In a game where the talent across the roster for once tilted in favor of the team visiting Foxborough, it was another typical Patriots performance.

41-year-old Tom Brady dissected a defense consisting of three All-Pro players, while rookie running back Sony Michel diced through the line with ease.

The Los Angeles Chargers, who entered the playoffs with the second-best record in the AFC, were forced into one of the most difficult postseason tasks in recent memory for a 12-win team and it finally caught up to them.

A team that was 8-0 outside of Los Angeles, the Bolts entered Massachusetts with a deserved sense of confidence: they limited the league’s best rush attack to just 90 yards in the Wild Card Round; they had a healthy Melvin Gordon and activated tight end Hunter Henry for the first time all season; they were, as Colin Cowherd says, facing ‘the most vulnerable Patriots team we’ve seen.’

And then Sunday happened.

The Chargers first half went about as poorly as possible.

The Bolts mustered just 23 offensive snaps. In the same 30 minutes, the Patriots tallied 24 first downs. The Chargers were held scoreless after their first possession. The Patriots tied a franchise record with 35 points in the first half. The Blue and Gold completed just seven passes. Patriots running back James White alone caught 10.

It was a deficit that couldn’t be overcome, and it was far from what was expected.

“I was surprised how physically dominated they were,” Shannon Sharpe said on Undisputed. “I’m not surprised they lost… what was surprising was their inability to adapt.”

Sharpe’s co-host Skip Bayless echoed the Pro Football Hall of Famer’s sentiments.

“The Chargers defense is talented. There’s talent everywhere,” Bayless said. “They’re better than how they played yesterday.”

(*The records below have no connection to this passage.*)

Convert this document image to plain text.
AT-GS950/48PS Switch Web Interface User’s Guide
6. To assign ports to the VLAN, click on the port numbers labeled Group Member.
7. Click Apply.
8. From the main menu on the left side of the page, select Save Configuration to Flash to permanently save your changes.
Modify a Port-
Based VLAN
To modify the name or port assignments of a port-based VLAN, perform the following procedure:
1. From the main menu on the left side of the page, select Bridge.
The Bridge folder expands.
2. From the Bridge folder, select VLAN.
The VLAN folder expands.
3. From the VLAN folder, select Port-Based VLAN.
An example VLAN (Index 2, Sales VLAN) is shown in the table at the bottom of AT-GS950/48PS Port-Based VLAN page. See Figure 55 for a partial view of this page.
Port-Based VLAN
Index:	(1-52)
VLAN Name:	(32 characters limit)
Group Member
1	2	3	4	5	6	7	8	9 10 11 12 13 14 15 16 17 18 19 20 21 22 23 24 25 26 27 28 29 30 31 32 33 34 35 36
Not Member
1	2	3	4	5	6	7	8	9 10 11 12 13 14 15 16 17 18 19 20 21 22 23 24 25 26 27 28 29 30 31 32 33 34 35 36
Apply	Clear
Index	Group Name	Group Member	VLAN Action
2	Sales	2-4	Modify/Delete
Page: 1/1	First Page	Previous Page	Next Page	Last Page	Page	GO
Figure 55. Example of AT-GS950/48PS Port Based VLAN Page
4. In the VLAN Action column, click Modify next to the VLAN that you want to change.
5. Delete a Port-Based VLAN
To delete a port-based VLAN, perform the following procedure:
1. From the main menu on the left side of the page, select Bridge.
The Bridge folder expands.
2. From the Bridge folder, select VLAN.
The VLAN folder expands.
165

The same Chargers defense that allowed just 229 total yards of offense against the Ravens a week prior gave up 498 to the Patriots (343 by air, 155 by ground) after exercising a similar scheme. A week after defensive coordinator Gus Bradley received high praise for deploying a six and seven defensive back strategy to limit Baltimore, it was picked apart by the New England.

On the other side of the ball, Philip Rivers could not buy time to look downfield.

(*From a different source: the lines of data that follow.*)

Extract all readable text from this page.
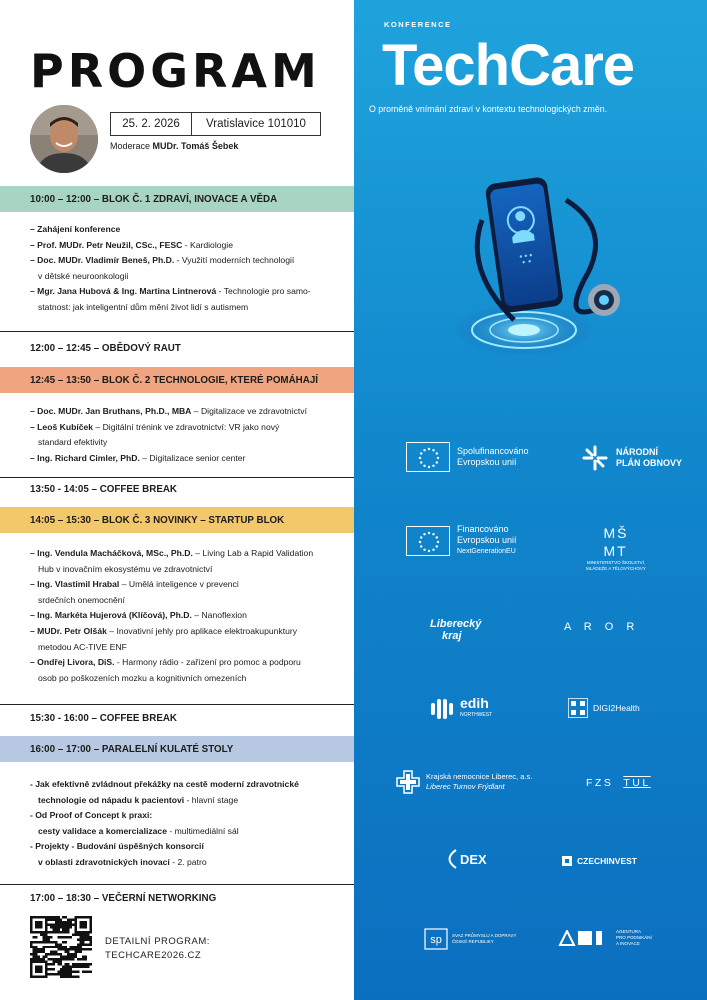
PROGRAM
25. 2. 2026	Vratislavice 101010
Moderace MUDr. Tomáš Šebek
10:00 – 12:00 – BLOK Č. 1 ZDRAVÍ, INOVACE A VĚDA
– Zahájení konference
– Prof. MUDr. Petr Neužil, CSc., FESC - Kardiologie
– Doc. MUDr. Vladimír Beneš, Ph.D. - Využití moderních technologií
v dětské neuroonkologii
– Mgr. Jana Hubová & Ing. Martina Lintnerová - Technologie pro samo-
statnost: jak inteligentní dům mění život lidí s autismem
12:00 – 12:45 – OBĚDOVÝ RAUT
12:45 – 13:50 – BLOK Č. 2 TECHNOLOGIE, KTERÉ POMÁHAJÍ
– Doc. MUDr. Jan Bruthans, Ph.D., MBA – Digitalizace ve zdravotnictví
– Leoš Kubíček – Digitální trénink ve zdravotnictví: VR jako nový
standard efektivity
– Ing. Richard Cimler, PhD. – Digitalizace senior center
13:50 - 14:05 – COFFEE BREAK
14:05 – 15:30 – BLOK Č. 3 NOVINKY – STARTUP BLOK
– Ing. Vendula Macháčková, MSc., Ph.D. – Living Lab a Rapid Validation
Hub v inovačním ekosystému ve zdravotnictví
– Ing. Vlastimil Hrabal – Umělá inteligence v prevenci
srdečních onemocnění
– Ing. Markéta Hujerová (Klíčová), Ph.D. – Nanoflexion
– MUDr. Petr Olšák – Inovativní jehly pro aplikace elektroakupunktury
metodou AC-TIVE ENF
– Ondřej Livora, DiS. - Harmony rádio - zařízení pro pomoc a podporu
osob po poškozeních mozku a kognitivních omezeních
15:30 - 16:00 – COFFEE BREAK
16:00 – 17:00 – PARALELNÍ KULATÉ STOLY
- Jak efektivně zvládnout překážky na cestě moderní zdravotnické
technologie od nápadu k pacientovi - hlavní stage
- Od Proof of Concept k praxi:
cesty validace a komercializace - multimediální sál
- Projekty - Budování úspěšných konsorcií
v oblasti zdravotnických inovací - 2. patro
17:00 – 18:30 – VEČERNÍ NETWORKING
DETAILNÍ PROGRAM:
TECHCARE2026.CZ
KONFERENCE
TechCare
O proměně vnímání zdraví v kontextu technologických změn.
Spolufinancováno
Evropskou unií
NÁRODNÍ
PLÁN OBNOVY
Financováno
Evropskou unií
NextGenerationEU
MŠ
MT
MINISTERSTVO ŠKOLSTVÍ,
MLÁDEŽE A TĚLOVÝCHOVY
Liberecký
kraj
A R O R
edih
NORTHWEST
DIGI2Health
Krajská nemocnice Liberec, a.s.
Liberec Turnov Frýdlant	FZS TUL
DEX	CZECHINVEST
sp SVAZ PRŮMYSLU A DOPRAVY
ČESKÉ REPUBLIKY
AGENTURA
PRO PODNIKÁNÍ
A INOVACE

Rivers was sacked twice, hit seven times and pressured 28 times– far and away the most of any QB this season, according to Next Gen Stats.

It was a perfect storm of failed game planning and poor execution at the worst time possible for the franchise still looking for it’s first Super Bowl title.

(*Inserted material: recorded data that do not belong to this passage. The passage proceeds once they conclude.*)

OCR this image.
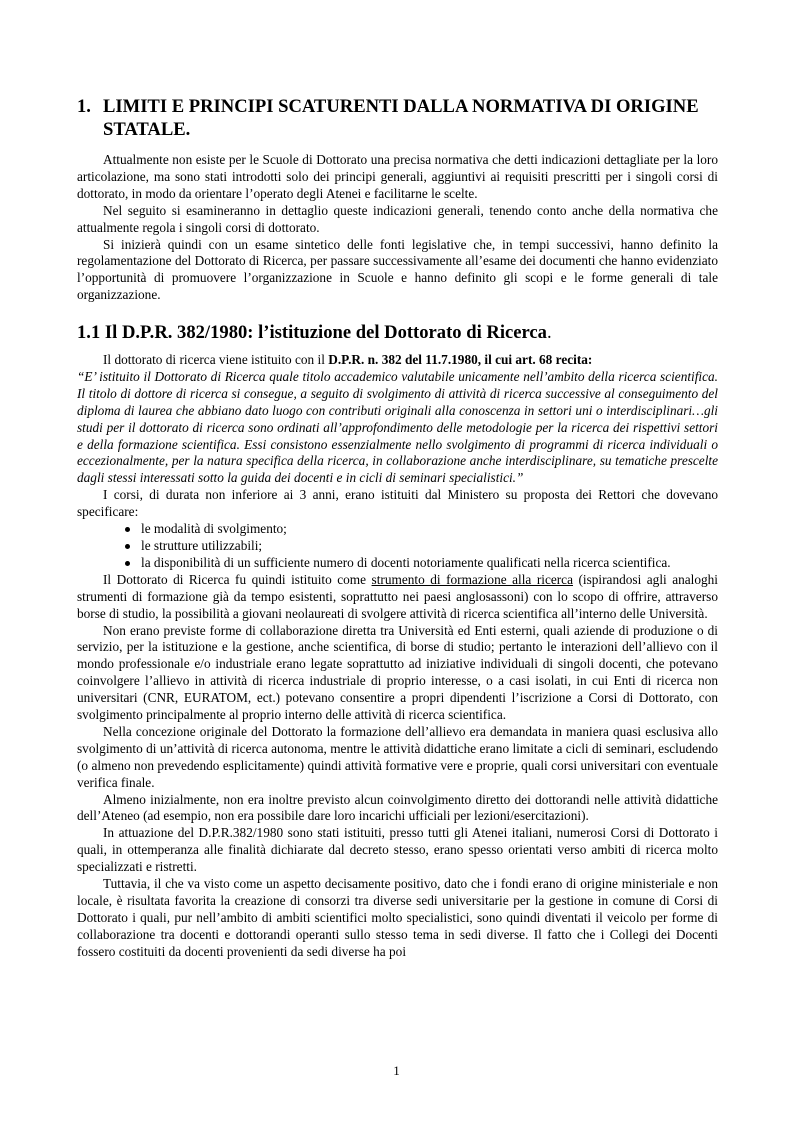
1. LIMITI E PRINCIPI SCATURENTI DALLA NORMATIVA DI ORIGINE STATALE.

Attualmente non esiste per le Scuole di Dottorato una precisa normativa che detti indicazioni dettagliate per la loro articolazione, ma sono stati introdotti solo dei principi generali, aggiuntivi ai requisiti prescritti per i singoli corsi di dottorato, in modo da orientare l’operato degli Atenei e facilitarne le scelte.

Nel seguito si esamineranno in dettaglio queste indicazioni generali, tenendo conto anche della normativa che attualmente regola i singoli corsi di dottorato.

Si inizierà quindi con un esame sintetico delle fonti legislative che, in tempi successivi, hanno definito la regolamentazione del Dottorato di Ricerca, per passare successivamente all’esame dei documenti che hanno evidenziato l’opportunità di promuovere l’organizzazione in Scuole e hanno definito gli scopi e le forme generali di tale organizzazione.

1.1 Il D.P.R. 382/1980: l’istituzione del Dottorato di Ricerca.

Il dottorato di ricerca viene istituito con il D.P.R. n. 382 del 11.7.1980, il cui art. 68 recita:

“E’ istituito il Dottorato di Ricerca quale titolo accademico valutabile unicamente nell’ambito della ricerca scientifica. Il titolo di dottore di ricerca si consegue, a seguito di svolgimento di attività di ricerca successive al conseguimento del diploma di laurea che abbiano dato luogo con contributi originali alla conoscenza in settori uni o interdisciplinari…gli studi per il dottorato di ricerca sono ordinati all’approfondimento delle metodologie per la ricerca dei rispettivi settori e della formazione scientifica. Essi consistono essenzialmente nello svolgimento di programmi di ricerca individuali o eccezionalmente, per la natura specifica della ricerca, in collaborazione anche interdisciplinare, su tematiche prescelte dagli stessi interessati sotto la guida dei docenti e in cicli di seminari specialistici.”

I corsi, di durata non inferiore ai 3 anni, erano istituiti dal Ministero su proposta dei Rettori che dovevano specificare:

le modalità di svolgimento;
le strutture utilizzabili;
la disponibilità di un sufficiente numero di docenti notoriamente qualificati nella ricerca scientifica.

Il Dottorato di Ricerca fu quindi istituito come strumento di formazione alla ricerca (ispirandosi agli analoghi strumenti di formazione già da tempo esistenti, soprattutto nei paesi anglosassoni) con lo scopo di offrire, attraverso borse di studio, la possibilità a giovani neolaureati di svolgere attività di ricerca scientifica all’interno delle Università.

Non erano previste forme di collaborazione diretta tra Università ed Enti esterni, quali aziende di produzione o di servizio, per la istituzione e la gestione, anche scientifica, di borse di studio; pertanto le interazioni dell’allievo con il mondo professionale e/o industriale erano legate soprattutto ad iniziative individuali di singoli docenti, che potevano coinvolgere l’allievo in attività di ricerca industriale di proprio interesse, o a casi isolati, in cui Enti di ricerca non universitari (CNR, EURATOM, ect.) potevano consentire a propri dipendenti l’iscrizione a Corsi di Dottorato, con svolgimento principalmente al proprio interno delle attività di ricerca scientifica.

Nella concezione originale del Dottorato la formazione dell’allievo era demandata in maniera quasi esclusiva allo svolgimento di un’attività di ricerca autonoma, mentre le attività didattiche erano limitate a cicli di seminari, escludendo (o almeno non prevedendo esplicitamente) quindi attività formative vere e proprie, quali corsi universitari con eventuale verifica finale.

Almeno inizialmente, non era inoltre previsto alcun coinvolgimento diretto dei dottorandi nelle attività didattiche dell’Ateneo (ad esempio, non era possibile dare loro incarichi ufficiali per lezioni/esercitazioni).

In attuazione del D.P.R.382/1980 sono stati istituiti, presso tutti gli Atenei italiani, numerosi Corsi di Dottorato i quali, in ottemperanza alle finalità dichiarate dal decreto stesso, erano spesso orientati verso ambiti di ricerca molto specializzati e ristretti.

Tuttavia, il che va visto come un aspetto decisamente positivo, dato che i fondi erano di origine ministeriale e non locale, è risultata favorita la creazione di consorzi tra diverse sedi universitarie per la gestione in comune di Corsi di Dottorato i quali, pur nell’ambito di ambiti scientifici molto specialistici, sono quindi diventati il veicolo per forme di collaborazione tra docenti e dottorandi operanti sullo stesso tema in sedi diverse. Il fatto che i Collegi dei Docenti fossero costituiti da docenti provenienti da sedi diverse ha poi

1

And now, another year must go by. As fans wait to see how the team handles the free agency of notable players like Antonio Gates, Denzel Perryman, Brandon MebaneJason Verrett and Adrian Phillips, will the Chargers be able to learn from these mistakes and claim that elusive Lombardi Rivers deserves before leaving southern California?

Luckily, we’ll only have to wait eight months to find out.